Dawn and Clem decide to go to the dark magician Rack's lair, expecting Willow to try to deal with him to recharge her powers. Buffy, Xander and Anya regroup at the Magic Box and debate their course of action. Buffy believes she can convince Willow to relent, but the others disagree; Buffy heads for Rack's, alone. Xander admits to Anya that he might have been able to stop Warren before he fired on Buffy and Tara, but was afraid to intervene, unarmed.

Willow meets with Rack, who attempts to seduce her. She rejects his advances, drains his power and kills him, just as Dawn arrives. Dawn's effort to calm the much more powerful Willow prove futile and serve only to annoy her, but Buffy arrives before she acts against Dawn. Buffy tries to talk with Willow, who replies that nothing in the world matters anymore since Tara's death. Willow teleports the group back to the Magic Shop, where Buffy and Dawn collapse. As Willow attacks, Anya fires up a protection spell to shield Jonathan and Andrew. As Willow intensifies her attack, Buffy tries a physical attack, allowing all but Anya to escape.

Willow subdues Buffy, then disables Anya and negates her protection spells. As she declares her victory, she is struck down by a bolt of energy from an arriving Giles.

==Reception==
In 2023, Rolling Stone, ranked this episode as #114 out of the 144 episodes in honor of the 20th anniversary of the show's ending.

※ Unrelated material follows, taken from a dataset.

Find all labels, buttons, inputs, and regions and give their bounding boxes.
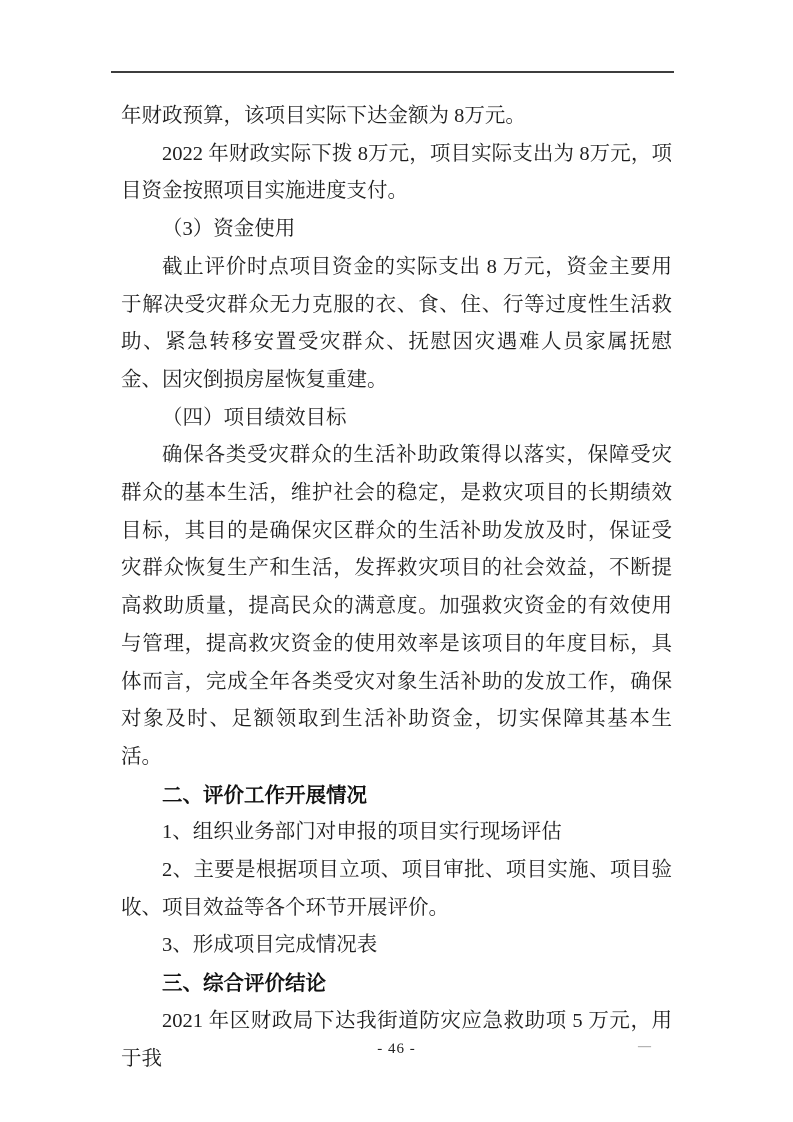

Screen Rant named it an episode including some of "The Best 60 Seconds From All 7 Seasons." "A minute at the end of the episode depicts Willow's beating down of Buffy and her cockiness at how powerful she's become. She suggests there's nobody in the world with the power to stop her rampage just before a bolt of mystical energy smashes her to the ground. It's revealed to be Giles, absent for most of the season, returning with the power to subdue Willow. The minute ends with Giles challenging Willow's suggestion, saying, "I'd like to test that theory."